Judge Nixes Consumer Class-Action Against Microsoft

Apr 15, 2003

Thor Olavsrud

A federal judge handed Microsoft a legal victory Monday when he ruled that more than 60 pending consumer antitrust lawsuits against the company were not eligible for class-action status.

U.S. District Judge J. Frederick Motz, who is also presiding over Sun Microsystems' antitrust suit against Microsoft, found that it would be too difficult to identify a group of plaintiffs considered typical buyers of Microsoft's software, and that the individual suits were too dissimilar to be tied together.

However, he did allow a much smaller group of suits -- consisting of consumers who purchased about $10 million of Windows software through Microsoft's Web site -- to join together in a class-action suit.

Most of the cases were filed in 2000, after Judge Thomas Penfield Jackson found the company to be a monopoly that had violated antitrust laws. While Jackson's remedy was later overturned, and the case settled , Jackson's findings on the antitrust violations stood.

Many of the consumer cases filed in the wake of Judge Jackson's decision claimed that Microsoft used its monopoly power to overcharge consumers for its Windows software and Office productivity suite. The consumers' lawyers had hoped to bring those cases together as a class-action suit which would bring together thousands of computer users. Motz erected the first roadblock on that path in 2001, when he ruled that only consumers who purchased their software directly from Microsoft could sue the company. Several dozen of the cases were thrown out as a result.

Judge Motz whittled the remainder down further on Monday, though his opinion allows consumers to continue pursuing individual suits.

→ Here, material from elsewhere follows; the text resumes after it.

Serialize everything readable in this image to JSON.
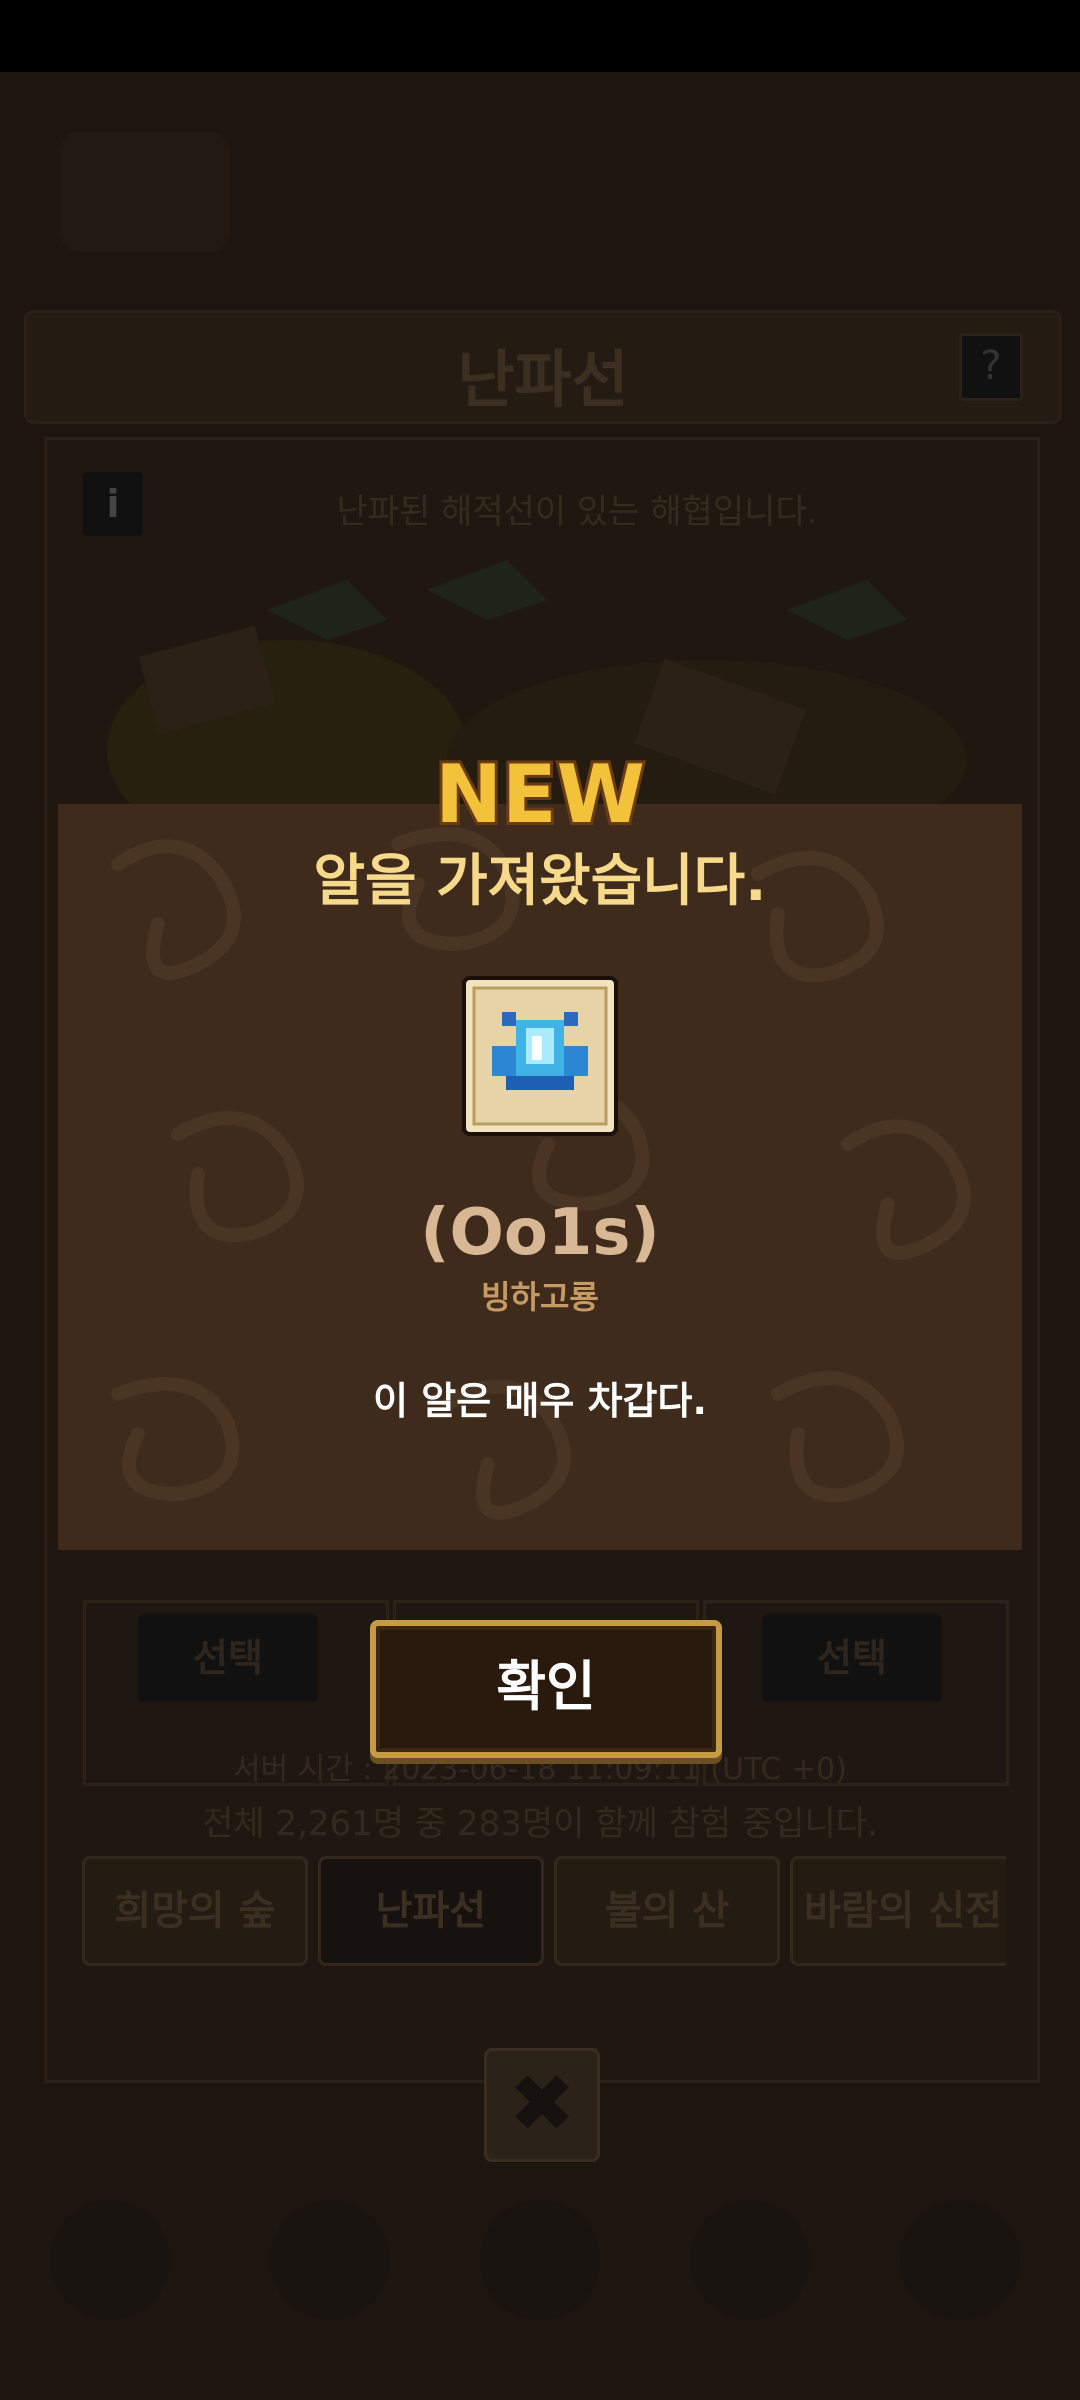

Microsoft had tried to settle about 100 of the cases in November 2001, with a plan that called for Microsoft to provide software and computers to more than 12,500 of the poorest public schools in the U.S. for five years, at an estimated cost of $1.1 billion. Additionally, Microsoft's proposed settlement had offered $900 million worth of software for five years to schools in which most students qualify for federal lunch programs. Reconditioned computers and technical support were also part of the deal.

But Motz nixed the deal by January 2002, noting the cases had not progressed to the point that he could determine what damages might have been obtained through litigation. Microsoft's solution also faced stiff opposition by competitors like Apple Computer, which claimed the settlement would strengthen Microsoft's position in schools, one of Apple's prime markets.